Cisco: Blackhole arrest cuts exploit-kit traffic, but don't let your guard down

Many packages are vying to take the popular kit's place, and security threats still abound, report says

Exploit kits of cybercrime tools fell into a big slump in the first half of this year after Russian authorities nabbed the alleged creator of the popular Blackhole kit, but users aren't necessarily safer.

Blackhole so dominated the shadowy market for exploit kits, or bundles of code for taking advantage of known software vulnerabilities, that the number of URL requests associated with exploit kits fell by 87 percent in the first half, according to the Cisco 2014 Midyear Security Report. The report was released on Tuesday during the Black Hat security conference in Las Vegas.

The report, which combines findings from Jan. 1 through June 30 by various security divisions of Cisco Systems, painted a fairly grim picture overall: One statistic, based on observations of 16 enterprise networks, showed that nearly 94 percent of them had Web traffic go to malware sites, the company said. The company's annual security report last December found that 100 percent of observed enterprises -- 30 enterprises, in that case -- had malware traffic. The report also found a marked increase in attacks against media companies.

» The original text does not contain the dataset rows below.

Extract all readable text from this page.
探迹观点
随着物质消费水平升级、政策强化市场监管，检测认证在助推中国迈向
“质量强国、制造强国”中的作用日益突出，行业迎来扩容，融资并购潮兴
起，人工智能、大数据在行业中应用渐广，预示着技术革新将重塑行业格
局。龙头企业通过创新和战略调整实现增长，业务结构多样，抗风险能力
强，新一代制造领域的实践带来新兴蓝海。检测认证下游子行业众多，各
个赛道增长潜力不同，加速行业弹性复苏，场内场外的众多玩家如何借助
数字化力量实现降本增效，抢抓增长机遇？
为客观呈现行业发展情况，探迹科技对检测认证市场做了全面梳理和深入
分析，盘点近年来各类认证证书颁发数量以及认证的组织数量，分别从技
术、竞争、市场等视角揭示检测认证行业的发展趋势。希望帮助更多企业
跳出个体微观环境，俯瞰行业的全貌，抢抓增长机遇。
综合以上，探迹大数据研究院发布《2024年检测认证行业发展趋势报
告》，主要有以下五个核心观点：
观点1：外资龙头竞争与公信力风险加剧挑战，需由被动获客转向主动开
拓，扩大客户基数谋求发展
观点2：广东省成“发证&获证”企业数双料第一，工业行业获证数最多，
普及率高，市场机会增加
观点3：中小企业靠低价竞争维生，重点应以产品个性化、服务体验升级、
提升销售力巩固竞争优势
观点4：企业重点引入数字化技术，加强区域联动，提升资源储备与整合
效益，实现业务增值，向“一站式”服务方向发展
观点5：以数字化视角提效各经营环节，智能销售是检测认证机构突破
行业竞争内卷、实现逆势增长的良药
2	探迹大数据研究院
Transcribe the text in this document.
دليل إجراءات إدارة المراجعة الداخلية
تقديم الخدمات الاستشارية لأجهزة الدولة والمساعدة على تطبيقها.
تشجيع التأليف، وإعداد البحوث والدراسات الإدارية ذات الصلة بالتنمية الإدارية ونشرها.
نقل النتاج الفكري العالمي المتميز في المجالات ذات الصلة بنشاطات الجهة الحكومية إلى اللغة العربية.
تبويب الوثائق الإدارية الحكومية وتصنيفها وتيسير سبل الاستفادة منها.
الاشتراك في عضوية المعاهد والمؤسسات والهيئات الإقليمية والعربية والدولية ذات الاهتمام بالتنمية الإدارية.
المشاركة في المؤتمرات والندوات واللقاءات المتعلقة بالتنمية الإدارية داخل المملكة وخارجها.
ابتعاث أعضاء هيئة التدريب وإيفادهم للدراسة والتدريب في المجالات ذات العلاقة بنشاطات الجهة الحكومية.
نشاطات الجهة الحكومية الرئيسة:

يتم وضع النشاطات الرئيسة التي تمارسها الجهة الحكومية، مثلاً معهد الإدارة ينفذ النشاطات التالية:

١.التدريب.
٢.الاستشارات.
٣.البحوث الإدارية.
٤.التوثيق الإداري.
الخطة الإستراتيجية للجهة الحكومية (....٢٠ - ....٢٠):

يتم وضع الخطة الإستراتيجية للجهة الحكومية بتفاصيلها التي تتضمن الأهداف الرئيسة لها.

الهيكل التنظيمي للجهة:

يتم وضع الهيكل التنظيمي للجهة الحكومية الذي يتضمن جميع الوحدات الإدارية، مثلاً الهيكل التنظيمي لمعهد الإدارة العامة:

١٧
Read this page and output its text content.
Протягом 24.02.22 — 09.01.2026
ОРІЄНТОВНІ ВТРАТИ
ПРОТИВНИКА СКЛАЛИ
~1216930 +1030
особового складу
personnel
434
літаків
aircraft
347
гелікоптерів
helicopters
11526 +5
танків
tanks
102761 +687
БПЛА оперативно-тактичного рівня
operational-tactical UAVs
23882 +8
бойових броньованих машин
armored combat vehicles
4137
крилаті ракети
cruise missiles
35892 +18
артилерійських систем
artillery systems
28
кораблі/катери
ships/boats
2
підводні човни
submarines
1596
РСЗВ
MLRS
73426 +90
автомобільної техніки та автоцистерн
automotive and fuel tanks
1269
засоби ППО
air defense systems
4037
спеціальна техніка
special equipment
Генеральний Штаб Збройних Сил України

Blackhole was linked to numerous cyber attacks until its alleged author, who used the nickname Paunch, was arrested last October. There were many exploit kits based on Blackhole, but activity around those has died down since Paunch's arrest. In the meantime, many different kits have been vying for hackers' attention, said Levi Gunder, a technical team leader at Cisco. Exploit-kit creators compete much like makers of any product do, on features (such as how many exploits are included) and customer service, he said.

"There will be a new market leader in the underground," Gunder said. "I think it's just a matter of time before another Blackhole ... emerges and claims dominance."

For the midyear report, Cisco's SourceFire Vulnerability Research Team (VRT) analyzed URL requests on the Internet to determine if the code that generated them came from a known exploit kit. The sharp decline in exploit kit identifications may not mean less malware is out there, Gunder warned. For one thing, some kits are harder to recognize than others. For example, the Sweet Orange kit uses a new pattern every day to create URLs for the rogue pages where it sends victims. "It's very difficult to track from the typical indicators we've used in the past," he said.

Web users frequently get redirected to malware sites by code built into online display ads, which can hijack a browser even if the user never clicks on the malicious ad, Gunder said. Often, the bad site appears briefly as a blank white page. But in the meantime, it will load malware on the user's system that can do just about anything if the computer doesn't have up-to-date protections installed, he said.

Between 5 percent and 10 percent of all enterprise Web traffic involves so-called malvertising, judging by results from Cisco's CWS (Cloud Web Security) service. CWS analyzes all Web requests from customers around the world who want their traffic monitored for security reasons. CWS looked at 2 billion to 3 billion Web requests, Gunder said.

"This stuff is just rampant," he said. Purveyors of malicious ads buy their way onto legitimate sites through the same exchanges that distribute ordinary ads, paying to have their spots appear every few times the page is shown to a user, Gunder said. The exchanges try to prevent this, but it's hard because there's nothing malicious about the ads themselves, just the URLs that they send visitors to.

"What the evidence shows to date is, they have not been very successful in doing that," he said.

When hackers look for ways to attack, they usually go after Java, especially older versions of the architecture. Of all the indicators that computers had been compromised in the first half of the year, 93 percent pointed to a Java vulnerability, Cisco found. That was up from 91 percent in the previous six months.

Java is the target of choice because so many consumers and businesses use it, especially in browsers, and most don't update it when they need to, Gunder said. Those who do will get redirected to malicious sites just like anyone else, but their systems won't be compromised.

While updating Java is easy for consumers as long as they notice alerts of new versions, it can be more complicated for enterprises, Gunder said. They may have built complex and critical applications based on Java and can't quickly modify that code to run on the new version. It may take six months just to draft a migration plan, while more Java updates in response to new threats are likely to come in the meantime, he said. To help mitigate the dangers, Gunder advised enterprises to closely watch the Web traffic exiting their networks for evidence of exploitation.